Similarly, private sector refineries have been allowed to keep margins for refining cost exceeding $ 15 per barrel while public sector companies struggle to meet their financial requirements. For example, for a private refinery like Reliance, which exports a major portion of its products, the profit has increased by 26 per cent during the quarter October-December 2007 and 35 per cent during January-March, 2008 as compared to the same period during the last financial year. By design the Government has dragged down the public sector companies while private sector companies have been allowed to flourish. It is necessary that the Government impose a windfall tax on private refineries, who do not contribute to meet the oil subsidy bill.

Why No Windfall Profits Tax?

A windfall profits tax is a tax on profits that ensues from a sudden windfall to a particular company or industry. In 1980, in the United States, federal legislation was passed that levied such a tax on oil companies because of the profits they earned as a result of the sharp increase in oil prices brought about by the Arab oil embargo. Since then, the tax has not been re-enacted. However with oil prices once again reaching record levels there is renewed pressure on the U.S. government to bring back the tax. Amid low oil prices, the tax was ended in 1988 by President Ronald Reagan. Recently, on May 7, 2008, a Democratic Senator introduced a Bill “The Consumer-First Energy Act of 2008”, which would create a tax on "windfall profits" on the major oil companies.
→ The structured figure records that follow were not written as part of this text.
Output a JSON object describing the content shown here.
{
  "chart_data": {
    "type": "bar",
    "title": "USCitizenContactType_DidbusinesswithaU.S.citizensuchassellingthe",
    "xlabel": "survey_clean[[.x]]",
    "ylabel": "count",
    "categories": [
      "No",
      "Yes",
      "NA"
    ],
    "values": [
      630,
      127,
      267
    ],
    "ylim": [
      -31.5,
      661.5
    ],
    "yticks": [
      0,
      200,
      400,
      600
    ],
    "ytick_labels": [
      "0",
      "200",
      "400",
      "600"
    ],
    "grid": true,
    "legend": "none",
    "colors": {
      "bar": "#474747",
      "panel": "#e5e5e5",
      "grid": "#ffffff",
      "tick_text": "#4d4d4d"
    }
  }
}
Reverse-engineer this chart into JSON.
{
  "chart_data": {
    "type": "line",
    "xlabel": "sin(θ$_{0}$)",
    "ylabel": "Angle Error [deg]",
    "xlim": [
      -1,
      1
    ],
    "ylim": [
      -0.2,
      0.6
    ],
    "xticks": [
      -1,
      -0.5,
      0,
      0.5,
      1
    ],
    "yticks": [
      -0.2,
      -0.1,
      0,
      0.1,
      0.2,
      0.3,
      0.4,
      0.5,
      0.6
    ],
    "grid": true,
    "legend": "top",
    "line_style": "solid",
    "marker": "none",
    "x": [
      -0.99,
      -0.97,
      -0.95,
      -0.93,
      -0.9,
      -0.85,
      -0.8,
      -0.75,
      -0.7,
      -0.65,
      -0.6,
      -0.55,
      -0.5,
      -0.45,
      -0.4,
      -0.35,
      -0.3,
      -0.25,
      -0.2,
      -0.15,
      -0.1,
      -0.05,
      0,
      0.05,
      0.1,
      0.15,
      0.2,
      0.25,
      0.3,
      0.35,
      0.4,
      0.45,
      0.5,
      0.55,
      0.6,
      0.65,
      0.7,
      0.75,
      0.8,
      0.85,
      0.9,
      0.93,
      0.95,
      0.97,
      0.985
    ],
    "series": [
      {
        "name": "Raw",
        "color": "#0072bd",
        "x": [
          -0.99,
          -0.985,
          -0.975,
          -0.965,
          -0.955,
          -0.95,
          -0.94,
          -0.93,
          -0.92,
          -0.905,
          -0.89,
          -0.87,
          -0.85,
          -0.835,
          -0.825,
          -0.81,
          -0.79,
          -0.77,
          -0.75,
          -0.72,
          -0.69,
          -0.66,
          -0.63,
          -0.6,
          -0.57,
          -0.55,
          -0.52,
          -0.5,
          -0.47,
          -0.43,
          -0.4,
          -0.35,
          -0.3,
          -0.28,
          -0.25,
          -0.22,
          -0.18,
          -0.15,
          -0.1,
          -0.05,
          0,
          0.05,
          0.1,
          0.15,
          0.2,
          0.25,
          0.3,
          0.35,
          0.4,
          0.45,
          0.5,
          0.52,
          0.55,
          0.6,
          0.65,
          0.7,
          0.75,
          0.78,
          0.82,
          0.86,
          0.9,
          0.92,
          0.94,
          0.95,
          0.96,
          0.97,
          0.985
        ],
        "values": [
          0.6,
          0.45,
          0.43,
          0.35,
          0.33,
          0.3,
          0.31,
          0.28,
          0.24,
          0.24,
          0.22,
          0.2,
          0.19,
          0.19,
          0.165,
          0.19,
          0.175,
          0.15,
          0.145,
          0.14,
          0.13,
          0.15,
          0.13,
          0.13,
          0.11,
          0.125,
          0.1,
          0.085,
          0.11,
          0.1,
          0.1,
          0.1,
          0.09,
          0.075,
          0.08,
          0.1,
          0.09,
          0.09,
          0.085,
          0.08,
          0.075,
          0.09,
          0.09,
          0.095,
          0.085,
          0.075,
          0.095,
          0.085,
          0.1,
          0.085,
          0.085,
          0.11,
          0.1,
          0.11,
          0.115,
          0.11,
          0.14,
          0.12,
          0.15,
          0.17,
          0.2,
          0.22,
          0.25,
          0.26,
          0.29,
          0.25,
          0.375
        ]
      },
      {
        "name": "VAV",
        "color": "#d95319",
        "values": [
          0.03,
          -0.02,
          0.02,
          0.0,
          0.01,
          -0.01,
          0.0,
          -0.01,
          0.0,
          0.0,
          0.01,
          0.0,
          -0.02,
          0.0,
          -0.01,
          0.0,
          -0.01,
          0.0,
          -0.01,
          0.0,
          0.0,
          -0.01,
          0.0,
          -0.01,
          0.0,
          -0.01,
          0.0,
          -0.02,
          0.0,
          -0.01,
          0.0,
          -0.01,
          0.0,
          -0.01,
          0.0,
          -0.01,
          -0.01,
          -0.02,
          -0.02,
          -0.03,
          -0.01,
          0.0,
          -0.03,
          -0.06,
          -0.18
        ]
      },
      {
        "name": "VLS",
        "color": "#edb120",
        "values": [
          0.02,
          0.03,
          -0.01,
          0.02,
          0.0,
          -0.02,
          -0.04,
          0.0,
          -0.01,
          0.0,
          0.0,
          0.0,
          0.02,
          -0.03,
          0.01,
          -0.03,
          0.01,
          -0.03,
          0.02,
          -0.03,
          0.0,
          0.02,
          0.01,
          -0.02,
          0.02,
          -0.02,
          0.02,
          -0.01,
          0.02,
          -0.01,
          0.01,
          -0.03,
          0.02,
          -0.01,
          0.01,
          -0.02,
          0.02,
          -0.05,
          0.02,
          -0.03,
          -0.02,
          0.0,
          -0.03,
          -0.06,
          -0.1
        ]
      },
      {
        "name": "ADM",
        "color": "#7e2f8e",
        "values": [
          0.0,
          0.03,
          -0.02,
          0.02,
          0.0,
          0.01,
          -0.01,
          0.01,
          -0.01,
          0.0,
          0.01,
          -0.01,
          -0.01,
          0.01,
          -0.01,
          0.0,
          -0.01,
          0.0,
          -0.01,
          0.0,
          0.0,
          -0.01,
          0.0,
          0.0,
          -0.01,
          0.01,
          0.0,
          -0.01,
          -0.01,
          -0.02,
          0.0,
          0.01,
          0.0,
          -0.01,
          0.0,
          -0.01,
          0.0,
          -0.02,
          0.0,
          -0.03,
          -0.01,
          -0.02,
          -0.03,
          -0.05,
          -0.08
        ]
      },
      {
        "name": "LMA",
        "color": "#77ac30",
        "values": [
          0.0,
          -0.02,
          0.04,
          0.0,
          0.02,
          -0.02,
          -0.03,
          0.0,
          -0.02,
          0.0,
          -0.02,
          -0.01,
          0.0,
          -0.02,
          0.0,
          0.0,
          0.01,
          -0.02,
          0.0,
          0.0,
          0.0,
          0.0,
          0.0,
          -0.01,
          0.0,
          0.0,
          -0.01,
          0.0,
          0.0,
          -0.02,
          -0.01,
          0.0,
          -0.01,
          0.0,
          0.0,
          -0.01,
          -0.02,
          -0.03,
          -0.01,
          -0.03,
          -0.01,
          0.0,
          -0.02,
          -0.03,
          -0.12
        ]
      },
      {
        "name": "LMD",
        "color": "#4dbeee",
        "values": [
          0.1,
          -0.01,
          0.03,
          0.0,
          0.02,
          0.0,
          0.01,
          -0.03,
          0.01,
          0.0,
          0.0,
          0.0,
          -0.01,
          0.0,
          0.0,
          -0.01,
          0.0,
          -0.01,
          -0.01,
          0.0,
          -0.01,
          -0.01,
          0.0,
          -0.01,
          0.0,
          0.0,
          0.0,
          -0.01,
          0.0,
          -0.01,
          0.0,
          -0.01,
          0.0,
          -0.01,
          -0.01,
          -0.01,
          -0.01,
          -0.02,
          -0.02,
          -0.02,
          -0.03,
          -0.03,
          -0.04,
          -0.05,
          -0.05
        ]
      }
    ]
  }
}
The government should impose a “windfall” profits tax on private/joint venture oil producing companies and private stand alone refineries earning huge profits through import parity policy of pricing.

In no case can the UPA government pamper the private oil companies to make windfall profits and at the same time increase the price of petrol and diesel and burden the people further when they are suffering from steep price rise of essential commodities.

Reduce Customs and Excise Duties

This alongwith the reduction of customs duty on crude oil and reduction in excise duty of petroleum products without any ad valorem content should help to meet the situation arising out of the steep rise in world oil prices and providing relief to the oil marketing companies.

· Reduction of customs duty on crude oil from 5 per cent to nil. The duty collected on this account is likely to be more than Rs. 15000 crore this year, which if nullified would give considerable relief to the OMCs.

· Creation of a Price Stabilisation Fund by using the money collected through cess by the government on crude oil produced by ONGC and Oil India, the two oil producing PSUs (Rs. 2,500/MT) for supporting OMCs. This cess amounts to more than Rs. 7,500 crore approximately per annum.

· Reduction in excise duty of products. The duty should be specific without having any ad valorem content.